NCPA - National Center for Policy Analysis


June 15, 2010

On June 10, by a 53-to-47 vote, Senate Democrats defeated a bipartisan effort to halt the attempt by the Environmental Protection Agency (EPA) and the Obama administration to mount a regulatory takeover of the U.S. economy. 

Sen. Lisa Murkowski, Alaska Republican, had offered a resolution disapproving of the Environmental Protection Agency's (EPA) ruling that carbon-dioxide emissions pose a threat to human health and the environment.  Murkowski, the entire Senate Republican caucus and the six Democrats who voted for the bill were doing no less than reasserting Congress' constitutional authority to regulate interstate commerce, says H. Sterling Burnett, a senior fellow with the National Center for Policy Analysis. 

  • Energy production and use make up a large percentage of the economy and people's well-being.
  • The proposed EPA greenhouse-gas regulations would have a bigger impact over the long term than the financial bailouts and the various stimulus packages.
  • It would have a larger impact on our economy than any single piece of legislation other than, perhaps, the recently passed health care overhaul. 

Murkowski and her allies simply thought that elected members of Congress, accountable to their constituents, rather than unelected bureaucrats or judges should decide if, when and how the United States should respond to the potential threat posed by global warming, says Burnett.  President Obama, Senate Majority Leader Harry Reid of Nevada and the majority of the Democratic caucus disagreed, killing the bill. 

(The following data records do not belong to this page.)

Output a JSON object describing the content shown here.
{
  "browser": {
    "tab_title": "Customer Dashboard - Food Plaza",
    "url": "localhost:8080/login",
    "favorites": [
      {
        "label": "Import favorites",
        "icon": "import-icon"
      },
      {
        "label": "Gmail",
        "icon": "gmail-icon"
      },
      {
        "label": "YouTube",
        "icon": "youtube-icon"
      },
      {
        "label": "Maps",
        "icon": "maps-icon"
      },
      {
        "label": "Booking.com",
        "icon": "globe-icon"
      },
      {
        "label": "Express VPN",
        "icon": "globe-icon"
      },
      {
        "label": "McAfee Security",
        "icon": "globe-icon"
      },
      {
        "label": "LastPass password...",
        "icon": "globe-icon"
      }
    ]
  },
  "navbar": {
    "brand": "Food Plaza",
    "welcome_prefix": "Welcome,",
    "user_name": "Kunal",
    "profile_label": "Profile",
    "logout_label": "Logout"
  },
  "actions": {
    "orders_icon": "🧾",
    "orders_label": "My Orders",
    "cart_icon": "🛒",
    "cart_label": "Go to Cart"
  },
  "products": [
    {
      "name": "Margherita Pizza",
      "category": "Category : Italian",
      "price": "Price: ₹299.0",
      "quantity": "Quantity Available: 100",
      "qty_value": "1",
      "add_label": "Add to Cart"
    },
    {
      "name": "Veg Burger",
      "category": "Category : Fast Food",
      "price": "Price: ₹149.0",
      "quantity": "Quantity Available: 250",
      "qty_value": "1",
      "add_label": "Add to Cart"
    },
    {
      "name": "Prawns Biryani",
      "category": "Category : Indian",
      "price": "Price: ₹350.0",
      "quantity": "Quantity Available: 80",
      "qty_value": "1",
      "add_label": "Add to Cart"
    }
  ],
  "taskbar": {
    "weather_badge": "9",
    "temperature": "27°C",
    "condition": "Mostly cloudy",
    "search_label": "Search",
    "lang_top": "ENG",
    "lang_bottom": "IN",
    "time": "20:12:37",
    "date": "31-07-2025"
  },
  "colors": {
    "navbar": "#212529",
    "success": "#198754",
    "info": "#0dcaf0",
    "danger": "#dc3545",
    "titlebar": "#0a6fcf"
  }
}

Had it succeeded and a similar bill passed the House -- a big if -- Obama threatened a veto.  This is not surprising because he is using the threat of EPA regulations to pressure Congress into passing the largest energy-tax increase in U.S. history under the guise of climate-change legislation.  The president wants Congress to pass some version of a cap-and-trade climate bill under which gas and electricity prices would increase dramatically to force consumers to use less energy and thus reduce CO2 emissions.  With EPA regulations moving forward, explains Burnett, Obama is basically playing a game of chicken with Congress: "You pass the legislation I want, or I'll do something even worse through regulations."